Por Francisco Petros e Nahyana Viott Fiatkoski (*)
A título de ilustração, não parece razoável imaginar que um profissional possa interromper uma reunião com representantes do Poder Público para questionar a área de compliance sobre determinado comportamento é condizente com as normas da empresa e do setor público.
A atuação do profissional de relações institucionais e governamentais (RIG ou “relgov”) que antes era pouco conhecida, a cada dia mais se torna necessária e estratégica para empresas e associações. O profissional de “relgov” é responsável pela interlocução sobre legítimos interesses entre o setor privado e Poder Público. Entre suas atividades está o monitoramento de criação e alteração de leis e políticas públicas, podendo atuar no curso do processo legislativo sugerindo a edição ou adaptação de leis ou tentando evitar a aprovação de alguma norma com conteúdo que seja prejudicial à sua atividade econômica, como também atuando com o Poder Executivo na criação ou modificação de alguma política pública.
Todo trabalho de mediar, dialogar e fornecer subsídios técnicos aos stakeholders de forma a ajudar o Poder Público na tomada de decisão final precisa estar em conformidade com o ordenamento normativo, bem como com princípios éticos e de conduta pautados na transparência das relações e informações compartilhadas. Essa atuação do profissional, além de afastar o risco de corrupção de danos à imagem da empresa ou associação, insere na cultura da empresa a prática da transparência nas relações e informações o que favorece o ambiente social como um todo. Em que pese o PL 1202/07, que regulamenta a atividade de “Relações Governamentais”, não estar aprovado pelo Congresso Nacional, a atuação íntegra desses profissionais deve ser exigida com base nos códigos de conduta preparados pelas próprias empresas, por associações, organizações, consultorias especializadas e escritórios de advocacia e assim por diante.
Instituições que representam o segmento, dentre elas a Associação Brasileira dos Profissionais de Relações Institucionais e Governamentais (ABRIG) e o Instituto de Relações Governamentais (IRELGOV) elaboraram código de conduta e guia de melhores práticas a fim de orientar os profissionais sobre os limites da sua atuação. No que diz respeito ao programa de compliance de empresas, associações e organizações, esses devem conter normas muito claras e assertivas em relação ao relacionamento com o Poder Público, pois a linha é muito tênue para que essa relação seja confundida como atos ilícitos, dentre os quais a corrupção e improbidade administrativa.

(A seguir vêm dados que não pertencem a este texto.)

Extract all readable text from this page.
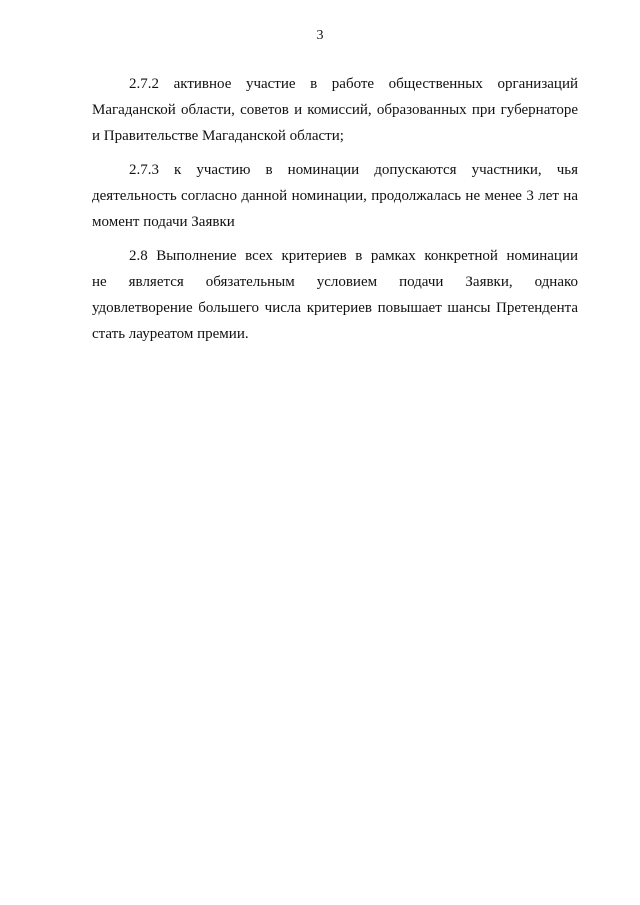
3
2.7.2 активное участие в работе общественных организаций
Магаданской области, советов и комиссий, образованных при губернаторе
и Правительстве Магаданской области;
2.7.3 к участию в номинации допускаются участники, чья
деятельность согласно данной номинации, продолжалась не менее 3 лет на
момент подачи Заявки
2.8 Выполнение всех критериев в рамках конкретной номинации
не является обязательным условием подачи Заявки, однако
удовлетворение большего числа критериев повышает шансы Претендента
стать лауреатом премии.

A participação das empresas, associações e organizações na tomada de decisões pelo Poder Público, como dissemos, é legítima e necessária porque contrapontos de interesses sociais e econômicos devem ser apresentados e discutidos publicamente. É de natureza política essa legitimação participativa. Do ponto de vista objetivo, os manuais de conduta das pessoas físicas e jurídicas devem estabelecer exatamente o que pode ou não ser feito nas interações com a administração pública, de forma a que seja reforçada a credibilidade da atividade como um todo. Obviamente, ter um manual de integridade não é condição suficiente, embora necessária a nosso ver. Outros pilares do compliance são relevantes, tais quais, o treinamento permanente, o aperfeiçoamento profissional e ético constante de forma a se criar e desenvolver uma cultura ética e de governança. Ademais, há que se ponderar que a eventual transigência e lassidão no tratamento dos temas de conformidade acabam por exacerbar riscos de penalizações no âmbito civil, administrativo e criminal. Não é difícil perceber essa realidade após as relevantes descobertas de ilicitudes praticadas por pessoas jurídicas nos últimos anos.

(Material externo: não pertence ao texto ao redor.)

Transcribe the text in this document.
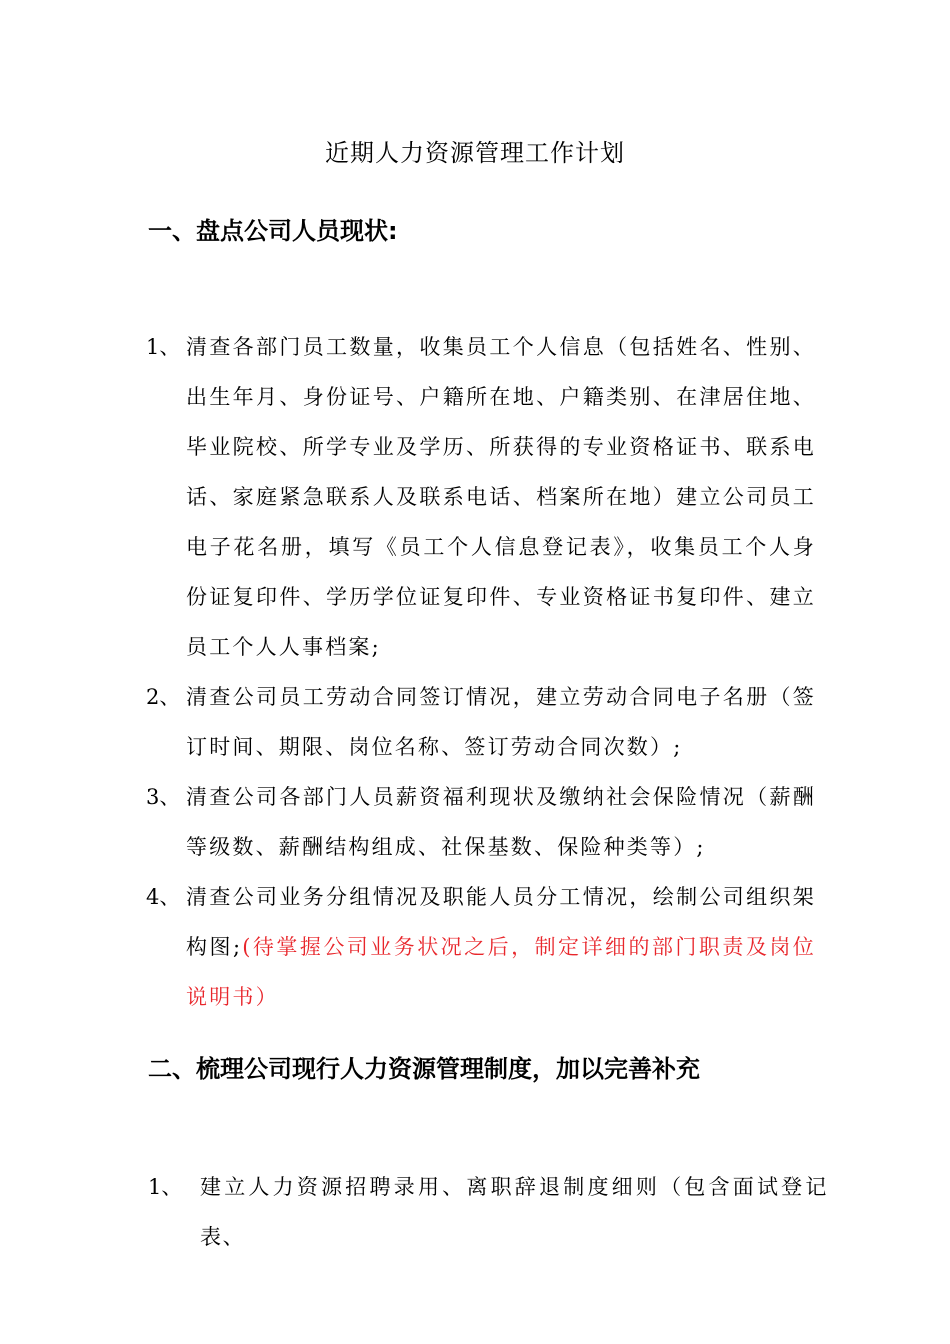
近期人力资源管理工作计划
一、盘点公司人员现状:
1、 清查各部门员工数量，收集员工个人信息（包括姓名、性别、出生年月、身份证号、户籍所在地、户籍类别、在津居住地、毕业院校、所学专业及学历、所获得的专业资格证书、联系电话、家庭紧急联系人及联系电话、档案所在地）建立公司员工电子花名册，填写《员工个人信息登记表》，收集员工个人身份证复印件、学历学位证复印件、专业资格证书复印件、建立员工个人人事档案;
2、 清查公司员工劳动合同签订情况，建立劳动合同电子名册（签订时间、期限、岗位名称、签订劳动合同次数）;
3、 清查公司各部门人员薪资福利现状及缴纳社会保险情况（薪酬等级数、薪酬结构组成、社保基数、保险种类等）;
4、 清查公司业务分组情况及职能人员分工情况，绘制公司组织架构图;(待掌握公司业务状况之后，制定详细的部门职责及岗位说明书）
二、梳理公司现行人力资源管理制度，加以完善补充
1、 建立人力资源招聘录用、离职辞退制度细则（包含面试登记表、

Em relação ao treinamento, esse deve ser frequente no que diz respeito às normas aplicáveis (que são continuamente revisadas) ao ramo de atividade quanto a postura de compliance adotada pela organização e pelo Poder Público.
A título de ilustração, não parece razoável imaginar que um profissional possa interromper uma reunião com representantes do Poder Público para questionar a área de compliance sobre determinado comportamento é condizente com as normas da empresa e do setor público. A atividade demanda ações e posicionamentos rápidos e estratégicos, sem percalços de condução. Com efeito, é importante o trabalho conjunto e complementar entre as áreas de compliance e relações institucionais e governamentais para evitar que uma interfira ou traga morosidade às atividades da outra: unir forças para afastar riscos e prejuízos desnecessários à imagem das empresas, associações e organizações.
(*) Francisco Petros é sócio de Fernandes, Figueiredo, Françoso e Petros Advogados, responsável pelas áreas de Direito societário, mercado de capitais e governança corporativa.
(*) Nahyana Viott Fiatkoski é advogada associada do escritório Fernandes, Figueiredo, Françoso e Petros Advogados.